Endoscopy 2004; 36 - 11
DOI: 10.1055/s-2004-834499

Dyspepsia Prescribing by Primary Care Physicians (PCPS) – The Impact of an Open Access Urea Breath Test Service

HJ O'Connor 1, K Bennett 1, O Thornton 1, M Dobson 1, MJ Buckley 1, C O'Morain 1, A Qasim 1, J Feely 1
  • 1Dept of Gastroenterology, Adelaide and Meath Hospital, Dublin 24 and Dept of Pharmacology and Therapeutics, St James's Hospital, Dublin 8

Aims: The H Pylori Unit at the Adelaide & Meath Hospital provides an open access Urea breath test (UBT) service for PCP's. The aim was to assess the impact of UBT results on prescribing patterns by PCP's.
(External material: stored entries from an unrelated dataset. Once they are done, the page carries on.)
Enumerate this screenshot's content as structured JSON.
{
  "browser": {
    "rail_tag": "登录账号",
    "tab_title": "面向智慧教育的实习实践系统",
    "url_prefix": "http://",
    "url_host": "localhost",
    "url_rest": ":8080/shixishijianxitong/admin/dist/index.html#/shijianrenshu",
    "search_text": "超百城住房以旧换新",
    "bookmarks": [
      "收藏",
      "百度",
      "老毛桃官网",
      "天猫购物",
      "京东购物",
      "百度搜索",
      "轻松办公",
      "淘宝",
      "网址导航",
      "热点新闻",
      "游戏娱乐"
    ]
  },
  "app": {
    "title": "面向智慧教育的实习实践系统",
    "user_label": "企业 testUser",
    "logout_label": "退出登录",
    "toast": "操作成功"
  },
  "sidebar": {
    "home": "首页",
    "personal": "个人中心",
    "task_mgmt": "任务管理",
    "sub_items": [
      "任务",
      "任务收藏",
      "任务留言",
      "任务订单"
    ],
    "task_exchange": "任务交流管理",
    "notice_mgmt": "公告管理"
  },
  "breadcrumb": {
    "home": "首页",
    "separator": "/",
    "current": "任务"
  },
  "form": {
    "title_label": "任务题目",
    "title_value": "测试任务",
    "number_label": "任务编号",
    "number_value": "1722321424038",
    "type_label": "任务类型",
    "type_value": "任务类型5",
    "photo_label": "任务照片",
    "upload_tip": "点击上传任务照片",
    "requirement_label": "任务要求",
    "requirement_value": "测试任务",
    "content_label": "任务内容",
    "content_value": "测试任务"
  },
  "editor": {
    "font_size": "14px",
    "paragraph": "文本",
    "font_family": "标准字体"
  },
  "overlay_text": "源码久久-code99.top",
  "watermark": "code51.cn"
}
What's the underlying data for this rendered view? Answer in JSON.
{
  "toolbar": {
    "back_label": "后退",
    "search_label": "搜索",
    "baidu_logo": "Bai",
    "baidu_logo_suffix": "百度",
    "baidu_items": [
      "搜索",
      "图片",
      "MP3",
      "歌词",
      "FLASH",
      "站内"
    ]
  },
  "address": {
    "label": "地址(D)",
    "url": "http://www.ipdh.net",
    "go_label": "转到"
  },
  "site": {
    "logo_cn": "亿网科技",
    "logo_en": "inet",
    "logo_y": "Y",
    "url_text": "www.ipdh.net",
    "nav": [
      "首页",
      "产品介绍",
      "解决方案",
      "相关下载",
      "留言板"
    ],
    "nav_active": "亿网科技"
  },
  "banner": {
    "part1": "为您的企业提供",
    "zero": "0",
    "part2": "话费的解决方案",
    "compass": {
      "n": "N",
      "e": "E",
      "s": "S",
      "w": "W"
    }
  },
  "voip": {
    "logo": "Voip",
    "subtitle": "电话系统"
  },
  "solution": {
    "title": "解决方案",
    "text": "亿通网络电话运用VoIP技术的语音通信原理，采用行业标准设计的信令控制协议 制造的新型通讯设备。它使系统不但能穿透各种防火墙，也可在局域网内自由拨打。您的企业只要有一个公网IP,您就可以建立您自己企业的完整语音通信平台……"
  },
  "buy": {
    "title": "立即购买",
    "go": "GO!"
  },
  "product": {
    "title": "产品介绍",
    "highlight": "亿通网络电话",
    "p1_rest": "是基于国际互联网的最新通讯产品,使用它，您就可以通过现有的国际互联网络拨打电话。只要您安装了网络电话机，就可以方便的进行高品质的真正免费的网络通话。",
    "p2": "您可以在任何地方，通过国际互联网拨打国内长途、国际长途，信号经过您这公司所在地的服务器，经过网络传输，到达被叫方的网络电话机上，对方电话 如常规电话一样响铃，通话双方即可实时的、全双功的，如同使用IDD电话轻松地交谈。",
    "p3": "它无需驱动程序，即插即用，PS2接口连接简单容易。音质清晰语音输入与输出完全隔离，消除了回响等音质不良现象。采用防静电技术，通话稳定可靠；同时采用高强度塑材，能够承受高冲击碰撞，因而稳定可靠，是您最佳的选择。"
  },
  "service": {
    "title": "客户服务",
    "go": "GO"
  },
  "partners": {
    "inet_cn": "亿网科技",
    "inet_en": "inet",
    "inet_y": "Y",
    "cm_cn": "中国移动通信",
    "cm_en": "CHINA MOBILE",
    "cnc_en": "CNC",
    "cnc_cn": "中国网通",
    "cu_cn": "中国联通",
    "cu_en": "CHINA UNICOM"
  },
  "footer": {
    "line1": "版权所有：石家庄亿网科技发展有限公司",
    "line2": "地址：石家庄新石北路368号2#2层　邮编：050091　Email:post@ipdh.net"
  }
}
Methods: 805 patients (M 298:F 507; mean age 48) attending their first UBT during Jan 2001-Dec 2002 were studied. Data were linked to prescribing data from the General Medical Services scheme. Prescription of H pylori eradication therapy (HPET) was assessed 3 months following the UBT and antisecretory therapy (AST) in the year prior to and following the UBT.

Results: 374 (46.5%) had a positive UBT and 431 (53.5%) had a negative test. Only 226 (60.4%) of the positive test patients were prescribed a recommended triple therapy regime and 25% received no treatment. Of negative test patients, 7.2% received triple or dual therapy. In the year following the UBT, AST was prescribed for 26% of the negative group compared with 15% of the positive group receiving triple therapy.

Conclusions: These results show clear under-prescribing and inappropriate prescribing of HPET despite positive test results, and suggest that PCP's are commonly not acting on the results of H pylori testing.